A couple of weeks ago, I went to the beach. It had been a while. It had, in fact, been too long. Too long since I had gulped salt air and embraced the breeze off the ocean. Too long since I had felt the graininess of sand on the back of my calves and the tingle of the sun on my bare shoulders. Too long since I had started the day without a to-do list.
Fortunately, my friend’s invitation is a standing one and when I texted, “Is this weekend good?”, she texted back, “Come on down.”
It was late morning when I crested the bridge in Darien and was greeted by the marsh rolled out like a carpet in the pale hues of toast and tea and young peas. The fingers of the Altamaha River lay flat and still. A dozen or so shrimp boats huddled together like a litter of puppies, their masts tilted at odd angles, their painted hulls flaking and faded.
And as my tires trump-thump-thumped their way across the bridge, the tableau of water and marsh and boats jostled a memory, one from deep in that place where our brains save images that have no significance in the moment, but which years later show up as totems, talismans, charms.
My Uncle John was a shrimper. His arms were Popeye-thick and his skin – after decades of sun exposure – bore deep lines. One year when I was around 12, he and Aunt Jean invited us down to the Blessing of the Fleet. The local Catholic priest stood on the dock, his long black cassock fluttering just a bit as the wind licked its way across the river, and pronounced a blessing over the season about to begin.
The only blessing I knew anything about was the one we recited before every meal, but even in my state of Protestant ignorance, I recognized that the moment was significant, that the gathering of the community to acknowledge its need for providential assistance as the boats set forth was, in fact, sacred.
I took two or three deep breaths as the memory dropped anchor and slipped away, but I found myself wondering if that sunny April day was when I first felt the magnetic pull of the coastline. Did the blessing mean for the seaworthiness of the boats, the bounty of the catch, the safety of the sailors overflow onto me? And was that what has continued to draw me back all these years – a hope that my own boat might be found seaworthy, that whatever my catch it might be bountiful, that despite the storms I might be kept safe?
For another 20 miles or so, I followed Highway 17, past a fish camp or two, through road construction that felt as though it has been going on forever and then up onto the Torres Causeway, the rainbow of concrete and steel that connects the mainland to St. Simons Island, where the live oaks fold over King’s Way like hands in prayer and the sea oats wave like every day is Palm Sunday.
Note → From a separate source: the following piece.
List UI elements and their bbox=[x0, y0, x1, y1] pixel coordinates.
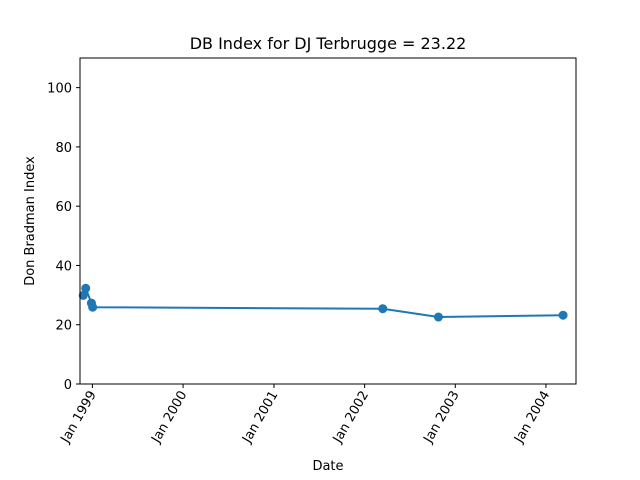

Over the next 48 hours, I would satisfy my craving for salt air and sea breeze. I would walk in the thin space where land and sea converge. I would hear a blessing said over breakfast in sight of the ocean and supper in sight of the marsh. And I would get to see the faces and hug the necks of one, two, three ... eight, nine folks whose lives make mine better.
The Sunday sun was still climbing the sky when I left for home. It wasn’t a long trip, but it was long enough. Long enough to remember why I came. Long enough to once again receive a blessing for my one-woman fleet.